PDLIM2 Suppression Inhibit Proliferation and Metastasis in Kidney Cancer

Round 1

Reviewer 1 Report

Most of my comments seem to have been addressed. There are few issues that should probably be addressed. 

 

1. The PDLIM2 KO mice experiments haven't been properly rationalized and explained. If the view was to look for tumor cell extrinsic effects of the KO and how it might effect metastasis of injected cells this hasn't been clearly stated. Also all the mechanistic studies and discussion talk about tumor cell intrinsic role of the gene in metastasis. This experiment however suggests a function of the gene in the TME, which is never mentioned or a likely method ever discussed.
2. PDLIM KO has different effect on tumor development in various organs. Have the author looked to check if their KO is to the same extent in various tissues? Can the difference in spontaneous tumor development be defined by difference in level of the gene's KO in various tissues and consequent differences in activation of MAPK-MEK signaling?

Author Response

Thank you for your letter and the helpful comments regarding our manuscript. We were pleased to note the favorable comments. We have carefully reviewed their comments and made the necessary changes to the original manuscript, which are indicated by blue font in the revised manuscript.

Reviwer1

The PDLIM2 KO mice experiments haven't been properly rationalized and explained. If the view was to look for tumor cell extrinsic effects of the KO and how it might effect metastasis of injected cells this hasn't been clearly stated. Also all the mechanistic studies and discussion talk about tumor cell intrinsic role of the gene in metastasis. This experiment however suggests a function of the gene in the TME, which is never mentioned or a likely method ever discussed.

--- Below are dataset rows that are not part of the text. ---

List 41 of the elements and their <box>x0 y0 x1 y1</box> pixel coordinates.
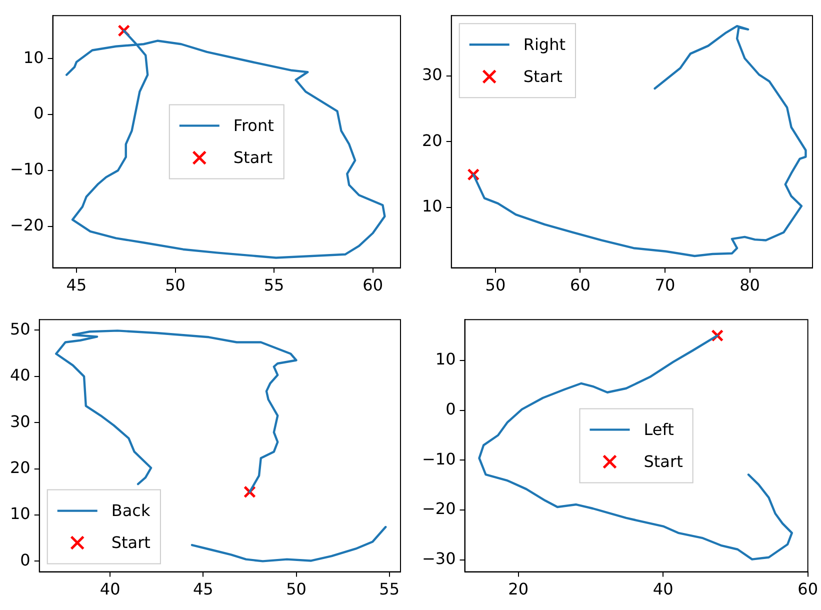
y-tick-label: 10 <box>10 504 30 524</box>
x-tick-label: 60 <box>798 580 818 599</box>
legend-label: Start <box>111 532 150 552</box>
legend-label: Front <box>233 116 274 135</box>
y-tick-label: 20 <box>10 458 30 477</box>
y-tick-label: −10 <box>10 160 44 179</box>
y-tick-label: 50 <box>10 319 30 338</box>
x-tick-label: 20 <box>508 580 528 599</box>
y-tick-label: 30 <box>10 412 30 431</box>
y-tick-label: 10 <box>435 350 456 369</box>
y-tick-label: −20 <box>422 499 456 518</box>
x-tick-label: 60 <box>570 276 590 295</box>
legend-label: Start <box>523 66 562 86</box>
legend-label: Start <box>233 148 272 167</box>
y-tick-label: 10 <box>23 48 44 67</box>
legend-label: Start <box>644 452 683 471</box>
x-tick-label: 40 <box>652 580 674 599</box>
x-tick-label: 50 <box>165 276 186 295</box>
y-tick-label: −10 <box>422 449 456 468</box>
legend-label: Left <box>644 420 674 439</box>
x-tick-label: 45 <box>192 580 214 599</box>
y-tick-label: 0 <box>34 104 44 123</box>
x-tick-label: 50 <box>485 276 506 295</box>
x-tick-label: 55 <box>379 580 400 599</box>
legend-label: Back <box>111 500 151 520</box>
x-tick-label: 40 <box>100 580 120 599</box>
y-tick-label: 40 <box>10 366 30 385</box>
y-tick-label: 0 <box>446 399 456 418</box>
x-tick-label: 70 <box>654 276 676 295</box>
x-tick-label: 60 <box>362 276 384 295</box>
legend-label: Right <box>523 34 566 54</box>
x-tick-label: 55 <box>264 276 284 295</box>
y-tick-label: 20 <box>422 130 442 150</box>
x-tick-label: 45 <box>66 276 87 295</box>
y-tick-label: 10 <box>422 196 442 216</box>
y-tick-label: −20 <box>10 216 44 235</box>
x-tick-label: 80 <box>740 276 760 295</box>
y-tick-label: 0 <box>20 550 30 570</box>
y-tick-label: 30 <box>422 65 442 84</box>
y-tick-label: −30 <box>422 548 456 568</box>
x-tick-label: 50 <box>286 580 306 599</box>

▶ Thanks for this comment. We revised the sentences in discussion in line in line 338, page 14 and line 354, page 14

 

PDLIM2 may play tumor suppressor or oncogenic roles in regulating tumor growth and progression in various organs and circumstances. PDLIM2 is associated with the mitogen-activated protein kinase (MAPK)/extracellular signal-regulated protein kinase signaling pathway (ERK) and that an increase in PDLIM2 is associated with the activation of this pathway. The MAPK/ERK pathway demonstrates both oncogene and tumor suppressor effects depending on the tissue-specific tumor microenvironment. The epigenetic genetic repression of PDLIM2 was thought to affect the MAPK/ERK pathway depending on the tissue-specific tumor microenvironment. We determine the effect of this epigenetic genetic repression of PDLIM2 on the growth and proliferation of kidney cancer.

 

PDLIM KO has different effect on tumor development in various organs. Have the author looked to check if their KO is to the same extent in various tissues? Can the difference in spontaneous tumor development be defined by difference in level of the gene's KO in various tissues and consequent differences in activation of MAPK-MEK signaling?

▶Thanks for this comment.We revised the sentences in results and discussion, in line 303, page 13and line 338, page 14To verify whether the epigenetic genetic repression of PDLIM2 is just a bystander event or actually a driver of tumorigenesis, we examined whether PDLIM2 genetic deletion leads to development of spontaneous tumors,The MAPK/ERK pathway demonstrates both oncogene and tumor suppressor effects depending on the tissue-specific tumor microenvironment. Also,mutations affecting MAPK/ERK pathways differ depending on the type of cancer. This difference in tissue and carcinoma may have influenced the difference in spontaneous growth in knock-out mice.

Reviewer 2 Report

The study show several data suggesting the role of PDLIM2 into the pathogenesis of meatastatic behaviour in renal cancer, showing convincing in vitro and in vivo studies.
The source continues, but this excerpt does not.